Segundo o superintendente de Meio Ambiente da Companhia de Saneamento Ambiental do Distrito Federal (Caesb), Maurício Luduvice, a companhia chegou a estudar a proposta de captação de água do São Bartolomeu, mas foi orientada pela própria Agência Nacional de Águas (ANA) a suprir a baixa disponibilidade retirando água do Lago Paranoá para abastecimento urbano. "No momento, a captação de água da Bacia do São Bartolomeu está fora de análise. Pelo menos pelos próximos 30 anos", disse. Além do Paranoá, outra alternativa de captação é a Bacia de Corumbá.

A Agência Reguladora de Águas e Saneamento do Distrito Federal (Adasa) e a ANA têm trabalhado em conjunto para proteger o Rio Pipiripau, um dos principais afluentes do São Bartolomeu. "O trabalho de fiscalização é ao longo de toda bacia, mas concentrado especialmente no Pipiripau, que é o rio que apresenta maior deficit de recursos hídricos", disse Roger de Souza, coordenador de Fiscalização da Adasa. O Programa de Produtor de Água incentiva produtores rurais a adotarem boas práticas de conservação de água e solo, como, por exemplo, o plantio de plantas nativas ou a conservação delas. "O programa visa minimizar os impactos causados pela ocupação humana, premiando quem preserva", explica Roger. A água do Pipiripau é captada pela Caesb para abastecer parte de Planaltina. A região também recebe água proveniente dos córregos Fumal e Brejinho. A captação é feita na Estação Ecológica de Águas Emendadas (tema da nossa próxima reportagem).

A água subterrânea da Bacia do São Bartolomeu é retirada para uso urbano por meio de poços artesianos e chega às torneiras de casas em São Sebastião. Segundo Roger, ainda há a possibilidade de ampliar o consumo da água da bacia de São Bartolomeu.

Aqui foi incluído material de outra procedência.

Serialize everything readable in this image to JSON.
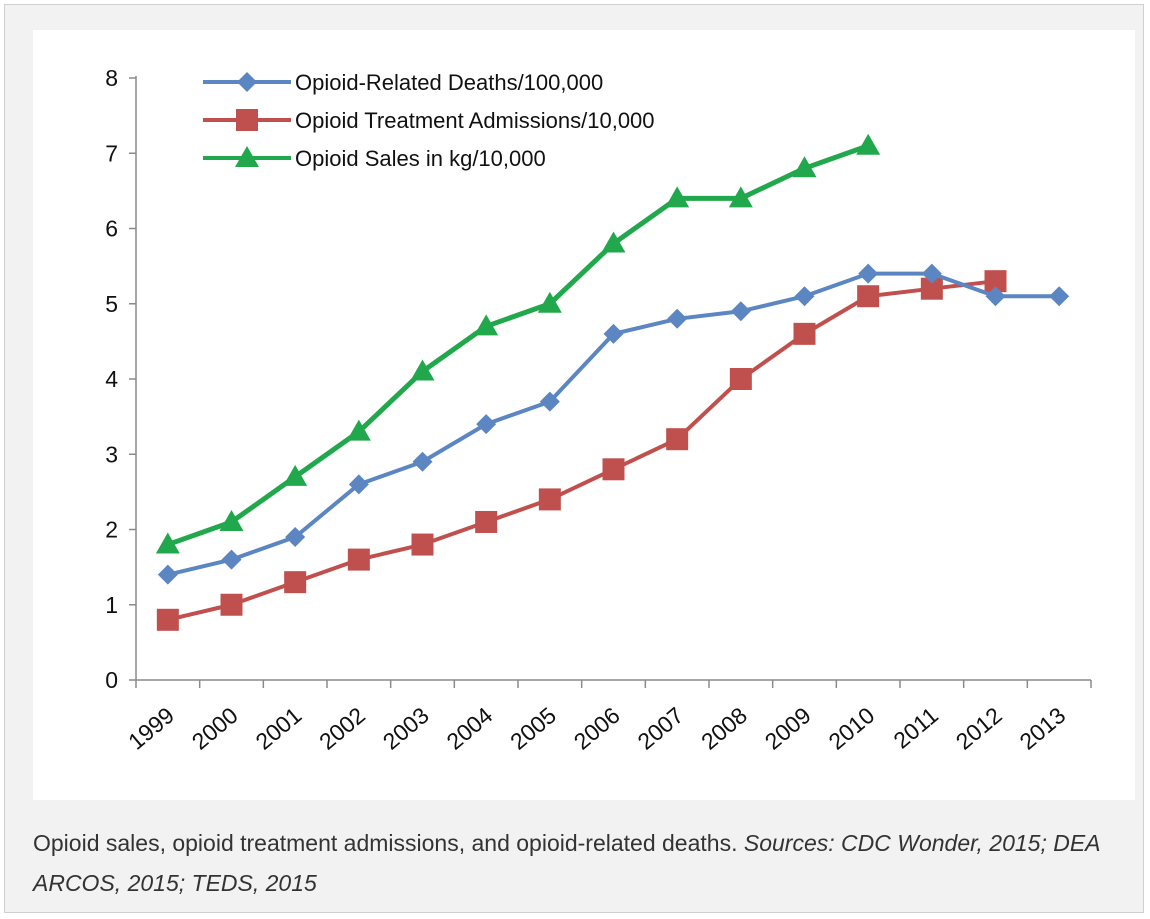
{
  "caption": {
    "text": "Opioid sales, opioid treatment admissions, and opioid-related deaths.",
    "sources": "Sources: CDC Wonder, 2015; DEA ARCOS, 2015; TEDS, 2015"
  },
  "chart_data": {
    "type": "line",
    "title": "",
    "xlabel": "",
    "ylabel": "",
    "categories": [
      "1999",
      "2000",
      "2001",
      "2002",
      "2003",
      "2004",
      "2005",
      "2006",
      "2007",
      "2008",
      "2009",
      "2010",
      "2011",
      "2012",
      "2013"
    ],
    "yticks": [
      "0",
      "1",
      "2",
      "3",
      "4",
      "5",
      "6",
      "7",
      "8"
    ],
    "ylim": [
      0,
      8
    ],
    "grid": false,
    "legend": "top-left",
    "series": [
      {
        "name": "Opioid-Related Deaths/100,000",
        "color": "#5b86c1",
        "marker": "diamond",
        "values": [
          1.4,
          1.6,
          1.9,
          2.6,
          2.9,
          3.4,
          3.7,
          4.6,
          4.8,
          4.9,
          5.1,
          5.4,
          5.4,
          5.1,
          5.1
        ]
      },
      {
        "name": "Opioid Treatment Admissions/10,000",
        "color": "#c0504d",
        "marker": "square",
        "values": [
          0.8,
          1.0,
          1.3,
          1.6,
          1.8,
          2.1,
          2.4,
          2.8,
          3.2,
          4.0,
          4.6,
          5.1,
          5.2,
          5.3,
          null
        ]
      },
      {
        "name": "Opioid Sales in kg/10,000",
        "color": "#22a84c",
        "marker": "triangle",
        "values": [
          1.8,
          2.1,
          2.7,
          3.3,
          4.1,
          4.7,
          5.0,
          5.8,
          6.4,
          6.4,
          6.8,
          7.1,
          null,
          null,
          null
        ]
      }
    ]
  }
}
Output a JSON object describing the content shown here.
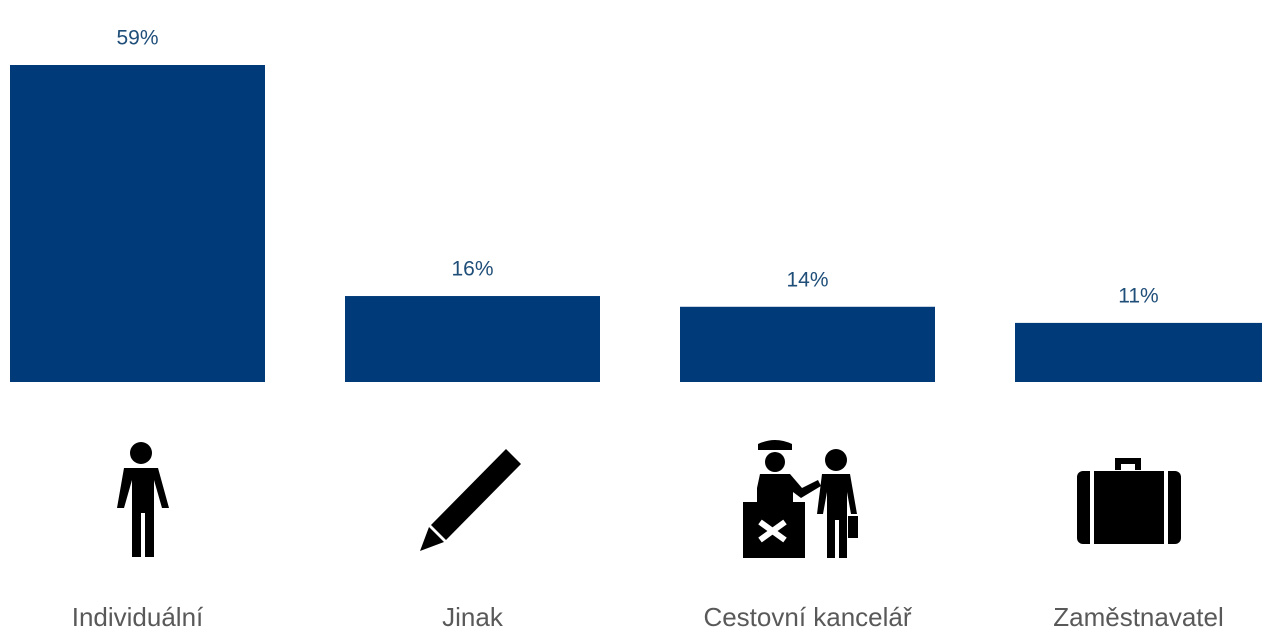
{
  "chart_data": {
    "type": "bar",
    "categories": [
      "Individuální",
      "Jinak",
      "Cestovní kancelář",
      "Zaměstnavatel"
    ],
    "values": [
      59,
      16,
      14,
      11
    ],
    "value_labels": [
      "59%",
      "16%",
      "14%",
      "11%"
    ],
    "color": "#003a78"
  }
}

Mas, segundo ele, a impermeabilização do solo é o principal obstáculo para que isso aconteça.

Para o professor Genebaldo Freire Dias, da UnB, a atuação dos órgãos ambientais para reduzir esses impactos é limitada. "Falta compreensão dos legisladores. O ambientalismo ainda é visto como um obstáculo para o progresso. As pessoas colocam o valor econômico acima de qualquer outro. É o analfabetismo ambiental", argumenta.

Porém, nem tudo está perdido. "Por outro lado, tem as universidades que demonstram a necessidade dos processos que precisam ser desenvolvidos", acalenta. "Quando as pessoas ligam a TV ou leem o jornal e percebem o que está acontecendo com o mundo em termos de enchentes, secas e outras manifestações naturais que causam desastres, elas estão tendo uma mostra do que nós, ambientalistas, queremos dizer. Se não mudarmos nossas atitudes, essas cenas não se tornarão apenas mais frequentes, mas também mais graves", alerta.